Gabriel Orozco

The Fountain and Empty Shoe Box: From Marcel Duchamp to GABRIEL OROZCO

In 1917, Marcel Duchamp submitted a porcelain fixture, entitled Fountain, to an exhibition of the Society of Independent Artists. Since then, Fountain is seen as a milestone in art history. For the first time in art, Duchamp assigned more authority to the artist’s idea than to the work itself. He called these art pieces that originally came from manufactured objects “readymade.”

Gabriel Orozco is considered one of the most talented contemporary artists from Mexico. Like Duchamp, his work places the viewer under its spell of resignification. More than twenty years ago, Orozco included an empty box, Empty Shoe Box, 1993 as part of the Venice Biennale, and other exhibitions: full or empty of meaning – depending on the viewer’s perspective.

Masterpieces from Orozco do not follow a recognizable trend in medium.

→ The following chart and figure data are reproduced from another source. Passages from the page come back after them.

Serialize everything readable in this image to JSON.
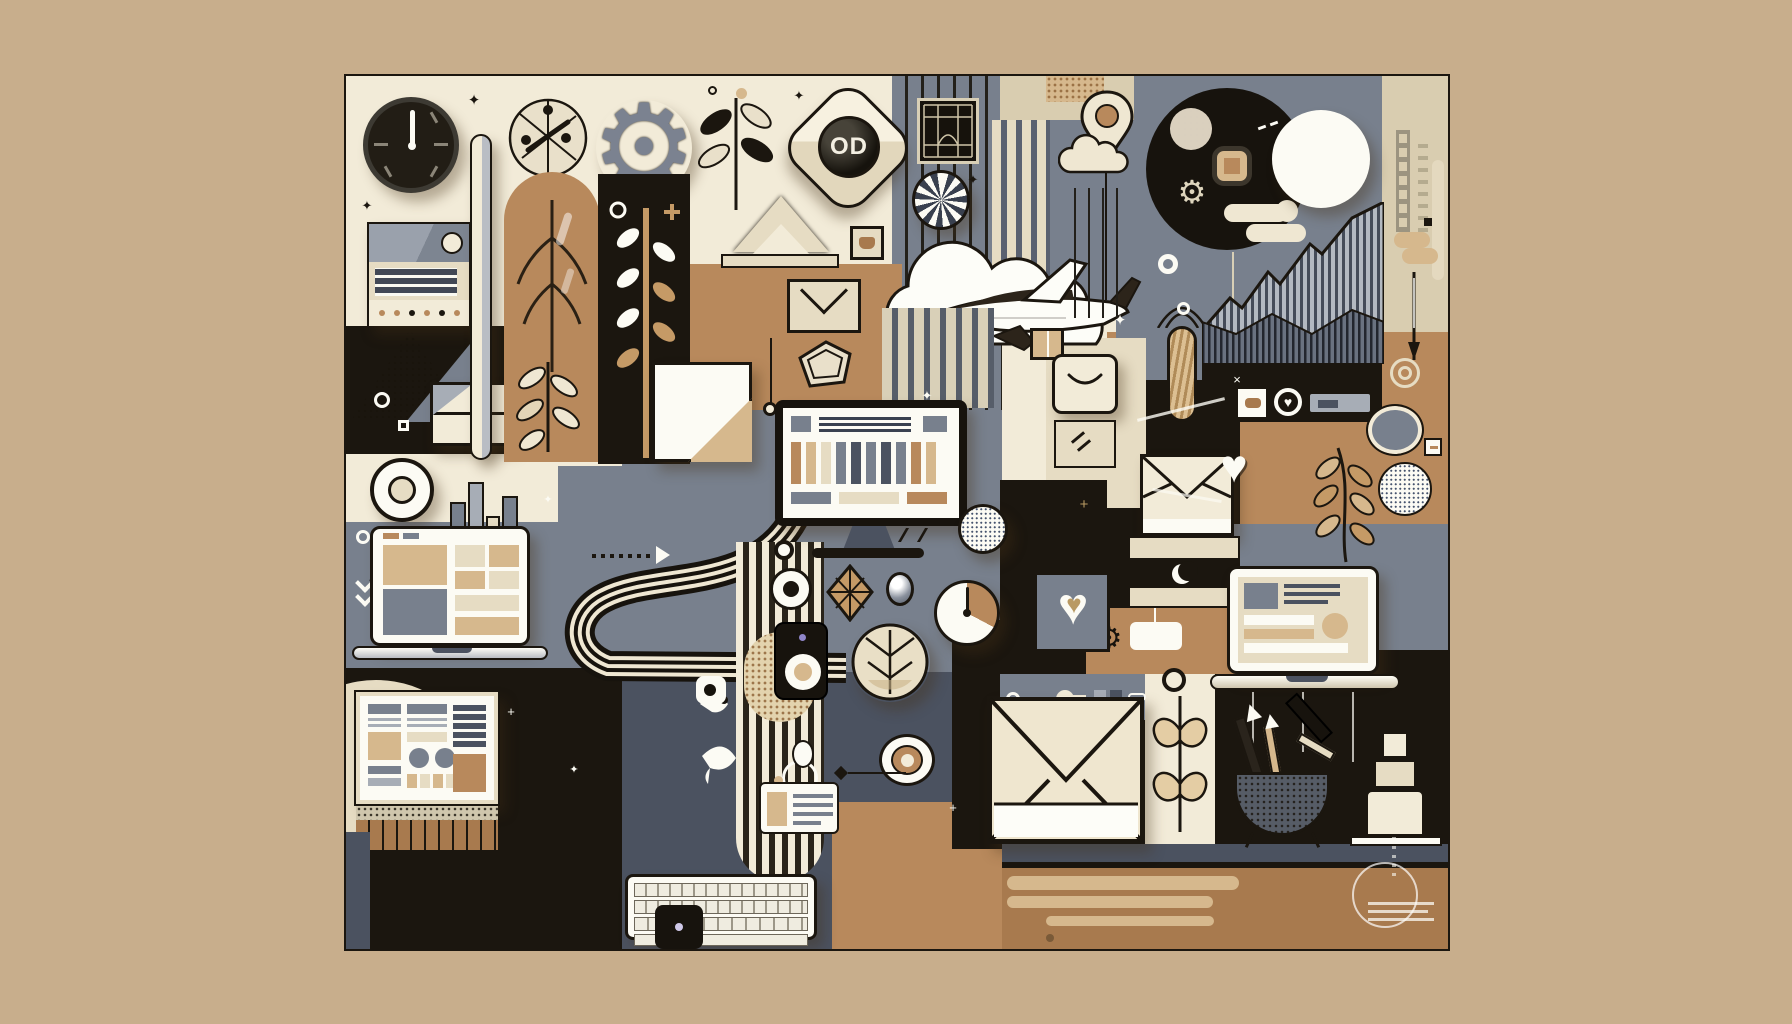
{
  "artwork": {
    "title_note": "abstract flat-design tech/office collage",
    "background_color": "#c8ae8c",
    "frame_color": "#1b160f",
    "objects": [
      "wall-clock",
      "radio-card",
      "halftone-pyramid",
      "parcel-box",
      "donut",
      "coffee-cup",
      "book-stack",
      "laptop-left",
      "webpage-card",
      "brown-slats",
      "sand-dollar-medallion",
      "steel-gear",
      "capsule-bar",
      "leaf-arch-column",
      "wheat-stalk",
      "leaf-branch",
      "lens-app-icon",
      "roof-triangle",
      "mini-frame",
      "envelope-outline-icon",
      "pentagon-badge",
      "folded-letter",
      "pinstripe-panel",
      "lattice-picture",
      "pinwheel-shell",
      "cloud",
      "airplane",
      "parcel-mini",
      "desktop-monitor",
      "dashboard-screen",
      "curved-road",
      "stripe-column",
      "control-knobs",
      "diamond-leaf",
      "glossy-button",
      "timer-pie",
      "dotted-sphere",
      "speaker",
      "leaf-coin",
      "bullseye",
      "egg-and-ring",
      "note-card",
      "bird-doodles",
      "keyboard",
      "tablet-mini",
      "location-pin",
      "cloud-outline",
      "smile-bag",
      "hatched-capsule",
      "cream-envelope",
      "crescent-band",
      "tag-panel",
      "dark-moon-circle",
      "moon",
      "squircle-button",
      "mini-gear",
      "puff-cloud",
      "stripe-mountains",
      "tick-strip",
      "s-bracket",
      "needle",
      "circuit-panel",
      "photo-square",
      "heart-key",
      "slate-ring",
      "dotted-sphere-2",
      "leaf-sprig",
      "heart-down",
      "concentric-rings",
      "laptop-right",
      "heart-tile",
      "key-row",
      "big-envelope",
      "cream-pillar",
      "heart-leaf-plant",
      "pencil-cup",
      "block-sculpture",
      "shelf",
      "capsule-bars",
      "circle-scribble"
    ]
  },
  "palette": {
    "bg": "#c8ae8c",
    "ink": "#1b160f",
    "cream": "#f2ebd8",
    "cream2": "#e6dcc3",
    "beige": "#d9cdb0",
    "white": "#fcfbf4",
    "tan": "#b8895c",
    "tanl": "#d6b88d",
    "brown": "#a87a4e",
    "slate": "#78808d",
    "slated": "#4b5260",
    "slatel": "#a7adb6",
    "navy": "#3a4150",
    "gold": "#b99a63"
  },
  "icons": {
    "lens_label": "OD",
    "gear": "⚙",
    "heart": "♥",
    "sparkle": "✦",
    "plus": "+",
    "cross": "×"
  }
}
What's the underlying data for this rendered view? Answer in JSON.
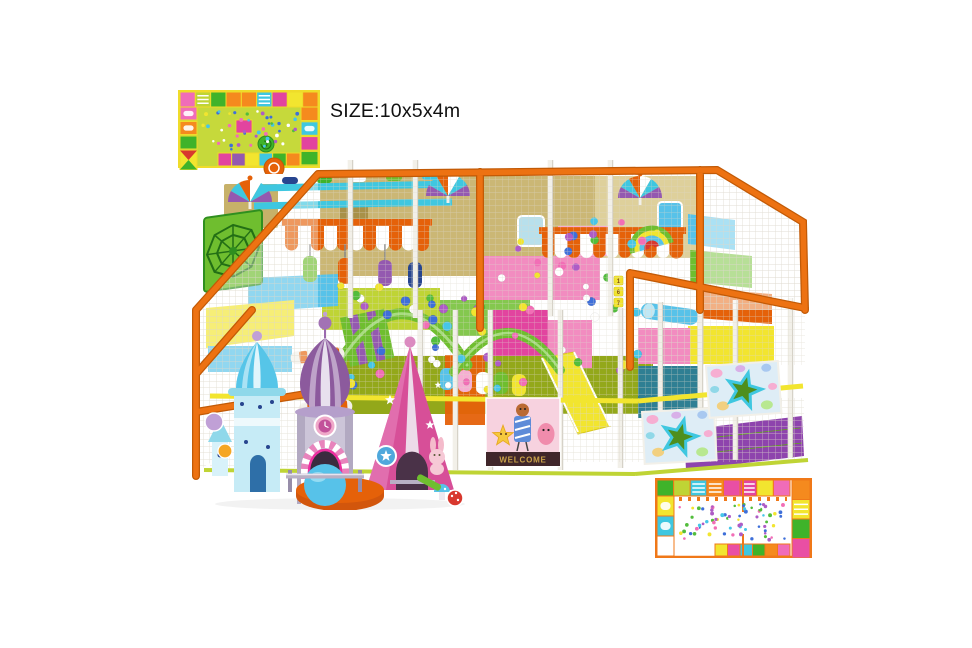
{
  "image": {
    "type": "3d-product-render",
    "subject": "indoor soft play playground equipment",
    "background": "#ffffff"
  },
  "size_label": "SIZE:10x5x4m",
  "welcome_sign": "WELCOME",
  "number_stickers": [
    "1",
    "6",
    "7"
  ],
  "palette": {
    "frame": "#ED7212",
    "frameDark": "#C25A06",
    "post": "#F2F0E9",
    "postShade": "#CBC6BA",
    "net": "#DDD8CC",
    "tan": "#C7B169",
    "tanL": "#D8C88A",
    "cyan": "#3FC7E0",
    "sky": "#57C2E9",
    "skyPale": "#BFE8F5",
    "yellow": "#F2E52F",
    "ylgreen": "#BFD435",
    "olive": "#93A81A",
    "grass": "#6FBE2F",
    "green": "#3FB32A",
    "starGreen": "#4E8F1E",
    "pink": "#F28CC0",
    "pinkL": "#F6AED2",
    "magenta": "#E2449F",
    "hotpink": "#ED2FA0",
    "purple": "#9459B0",
    "dome": "#8C5A9D",
    "cgray": "#CCC5D8",
    "cgrayD": "#978DA9",
    "blueroof": "#56C5E8",
    "bluepale": "#C6EBF6",
    "cone": "#D74F98",
    "coneL": "#E883BC",
    "orange": "#F58A1E",
    "dporange": "#E56109",
    "red": "#D8382E",
    "navy": "#27458F",
    "teal": "#2F7F93",
    "lav": "#C0A0D6",
    "signBg": "#F7D2DF",
    "signDark": "#40262A",
    "gold": "#C9A24A"
  },
  "ball_colors": [
    "#46C6E8",
    "#F26EB6",
    "#FFFFFF",
    "#52BD3C",
    "#AE5CC6",
    "#3E6FD9",
    "#F2E52F"
  ],
  "balls": {
    "count_main": 58,
    "count_upper": 16
  },
  "top_plan": {
    "field": "#C6D93B",
    "border": "#EFDC2A",
    "top_cells": [
      "#F06CB8",
      "L:#BFD435",
      "#3FB32A",
      "#F58A1E",
      "#F58A1E",
      "L:#3FC7E0",
      "#E2449F",
      "#F2E52F",
      "#F58A1E"
    ],
    "left_cells": [
      "R:#F06CB8",
      "R:#F58A1E",
      "#3FB32A",
      "T:#F2E52F"
    ],
    "right_cells": [
      "#F58A1E",
      "R:#3FC7E0",
      "#E2449F",
      "#3FB32A"
    ],
    "bottom_cells": [
      "#E2449F",
      "#9459B0",
      "#F2E52F",
      "#3FC7E0",
      "#3FB32A",
      "#F58A1E"
    ],
    "confetti": 46
  },
  "bottom_plan": {
    "bg": "#FFFFFF",
    "border": "#F07818",
    "top_cells": [
      "#3FB32A",
      "#BFD435",
      "L:#3FC7E0",
      "L:#F58A1E",
      "#E94FA4",
      "L:#E2449F",
      "#F2E52F",
      "#F06CB8"
    ],
    "left_cells": [
      "R:#F2E52F",
      "R:#3FC7E0",
      "#FFFFFF"
    ],
    "right_cells": [
      "#F58A1E",
      "L:#F2E52F",
      "#3FB32A",
      "#E94FA4"
    ],
    "bottom_cells": [
      "#F2E52F",
      "#E94FA4",
      "#3FC7E0",
      "#3FB32A",
      "#F58A1E",
      "#F06CB8"
    ],
    "confetti": 85
  },
  "decor": {
    "umbrellas": 3,
    "striped_awnings": 2,
    "star_panels": 2,
    "castle_towers": 3
  }
}
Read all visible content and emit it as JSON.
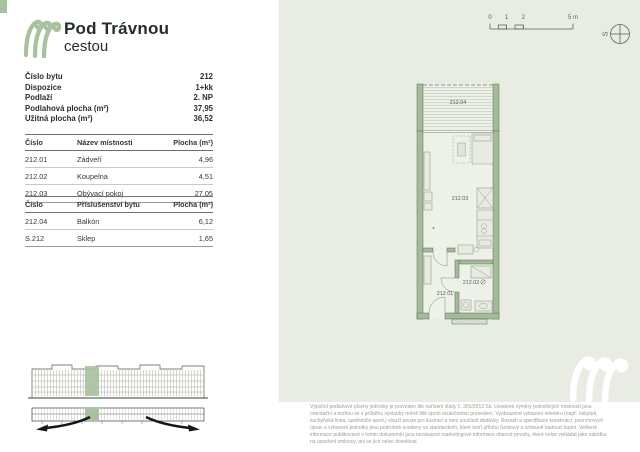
{
  "header": {
    "title_line1": "Pod Trávnou",
    "title_line2": "cestou"
  },
  "info": {
    "rows": [
      {
        "label": "Číslo bytu",
        "value": "212"
      },
      {
        "label": "Dispozice",
        "value": "1+kk"
      },
      {
        "label": "Podlaží",
        "value": "2. NP"
      },
      {
        "label": "Podlahová plocha (m²)",
        "value": "37,95"
      },
      {
        "label": "Užitná plocha (m²)",
        "value": "36,52"
      }
    ]
  },
  "rooms_table": {
    "headers": [
      "Číslo",
      "Název místnosti",
      "Plocha (m²)"
    ],
    "rows": [
      {
        "id": "212.01",
        "name": "Zádveří",
        "area": "4,96"
      },
      {
        "id": "212.02",
        "name": "Koupelna",
        "area": "4,51"
      },
      {
        "id": "212.03",
        "name": "Obývací pokoj",
        "area": "27,05"
      }
    ]
  },
  "accessories_table": {
    "headers": [
      "Číslo",
      "Příslušenství bytu",
      "Plocha (m²)"
    ],
    "rows": [
      {
        "id": "212.04",
        "name": "Balkón",
        "area": "6,12"
      },
      {
        "id": "S.212",
        "name": "Sklep",
        "area": "1,65"
      }
    ]
  },
  "plan": {
    "labels": {
      "balcony": "212.04",
      "living": "212.03",
      "bath": "212.02",
      "hall": "212.01"
    },
    "scalebar": {
      "t0": "0",
      "t1": "1",
      "t2": "2",
      "t5": "5 m"
    },
    "compass": "S"
  },
  "disclaimer": "Výpočet podlahové plochy jednotky je proveden dle nařízení vlády č. 366/2013 Sb. Uvedené výměry jednotlivých místností jsou orientační a mohou se v průběhu výstavby mírně lišit oproti skutečnému provedení. Vyobrazené vybavení interiéru (např. nábytek, kuchyňská linka, spotřebiče apod.) slouží pouze pro ilustraci a není součástí dodávky. Rozsah a specifikace konstrukcí, povrchových úprav a vybavení jednotky jsou podrobně uvedeny ve standardech, které tvoří přílohu Smlouvy o smlouvě budoucí kupní. Veškeré informace publikované v tomto dokumentu jsou nezávazné marketingové informace obecné povahy, které nelze vykládat jako nabídku na uzavření smlouvy, ani se jich nelze dovolávat.",
  "colors": {
    "accent_green": "#a9c29e",
    "panel_bg": "#e9ece3",
    "wall_green": "#a3bb98",
    "text_dark": "#242e27",
    "disclaimer_gray": "#999e96"
  }
}
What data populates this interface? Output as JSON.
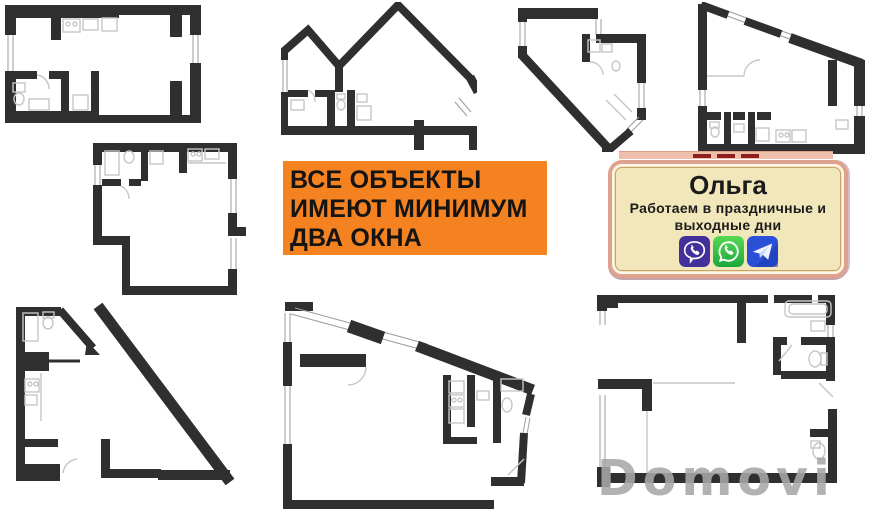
{
  "canvas": {
    "width": 888,
    "height": 512,
    "background": "#ffffff"
  },
  "banner": {
    "lines": [
      "ВСЕ ОБЪЕКТЫ",
      "ИМЕЮТ МИНИМУМ",
      "ДВА ОКНА"
    ],
    "bg_color": "#f58220",
    "text_color": "#141414"
  },
  "contact_card": {
    "name": "Ольга",
    "subtitle_lines": [
      "Работаем в праздничные и",
      "выходные дни"
    ],
    "bg_color": "#f2e7ba",
    "border_color": "#dfa28f",
    "text_color": "#1b1b1b",
    "icons": [
      {
        "name": "viber-icon",
        "color": "#44309a"
      },
      {
        "name": "whatsapp-icon",
        "color": "#2fc043"
      },
      {
        "name": "telegram-icon",
        "color": "#2b50d8"
      }
    ]
  },
  "watermark": {
    "text": "Domovi",
    "color": "#a8a8a8"
  },
  "floor_plans": {
    "count": 8,
    "wall_color": "#2f2f2f",
    "fixture_color": "#c6c6c6",
    "items": [
      "floor-plan-top-left",
      "floor-plan-top-middle",
      "floor-plan-top-center-right",
      "floor-plan-top-right",
      "floor-plan-middle-left",
      "floor-plan-bottom-left",
      "floor-plan-bottom-middle",
      "floor-plan-bottom-right"
    ]
  }
}
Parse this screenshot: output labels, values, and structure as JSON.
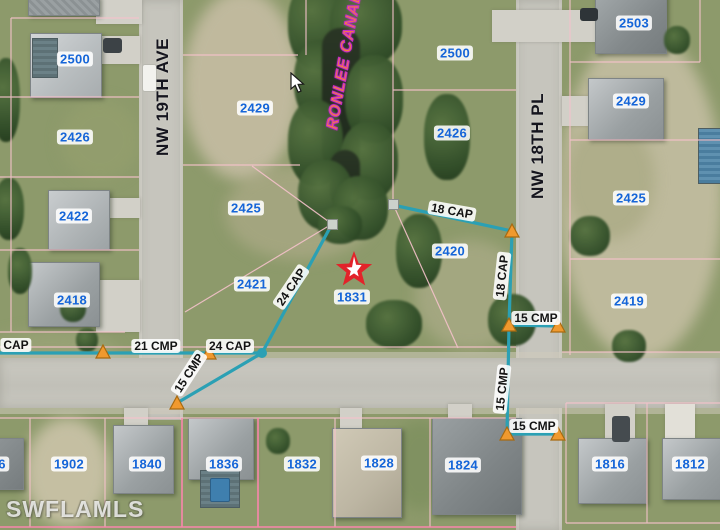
{
  "map": {
    "watermark": "SWFLAMLS",
    "canal": {
      "label": "RONLEE CANAL"
    },
    "streets": [
      {
        "label": "NW 19TH AVE"
      },
      {
        "label": "NW 18TH PL"
      }
    ],
    "subject_parcel": "1831",
    "parcels": [
      {
        "label": "2500"
      },
      {
        "label": "2426"
      },
      {
        "label": "2429"
      },
      {
        "label": "2500"
      },
      {
        "label": "2426"
      },
      {
        "label": "2503"
      },
      {
        "label": "2429"
      },
      {
        "label": "2425"
      },
      {
        "label": "2421"
      },
      {
        "label": "1831"
      },
      {
        "label": "2420"
      },
      {
        "label": "2425"
      },
      {
        "label": "2419"
      },
      {
        "label": "2422"
      },
      {
        "label": "2418"
      },
      {
        "label": "1902"
      },
      {
        "label": "1840"
      },
      {
        "label": "1836"
      },
      {
        "label": "1832"
      },
      {
        "label": "1828"
      },
      {
        "label": "1824"
      },
      {
        "label": "1816"
      },
      {
        "label": "1812"
      },
      {
        "label": "6"
      }
    ],
    "measurements": [
      {
        "label": "18 CAP"
      },
      {
        "label": "18 CAP"
      },
      {
        "label": "24 CAP"
      },
      {
        "label": "24 CAP"
      },
      {
        "label": "21 CMP"
      },
      {
        "label": "CAP"
      },
      {
        "label": "15 CMP"
      },
      {
        "label": "15 CMP"
      },
      {
        "label": "15 CMP"
      },
      {
        "label": "15 CMP"
      }
    ],
    "colors": {
      "parcel_label_text": "#1565d8",
      "boundary_pink": "#f5c2cb",
      "boundary_highlight": "#ff85b0",
      "survey_teal": "#2ba0b4",
      "marker_orange": "#f0992e",
      "star_red": "#e2232a",
      "canal_text_orange": "#f4813e",
      "canal_outline_magenta": "#c92cc9"
    }
  }
}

He has used a human skull (Black Kites, 1997), a Citroen DS (La DS, 1993), a chessboard with horses (Horses Running Forever, 1995) and even a whale skeleton (Mobile Matrix, 2006). For the most part, Orozco’s focus is not on the artwork itself but on the change of perception it provokes. Without a doubt, after Orozco no other shoebox, Citroen DS, or even skeleton can ever be viewed the same way again.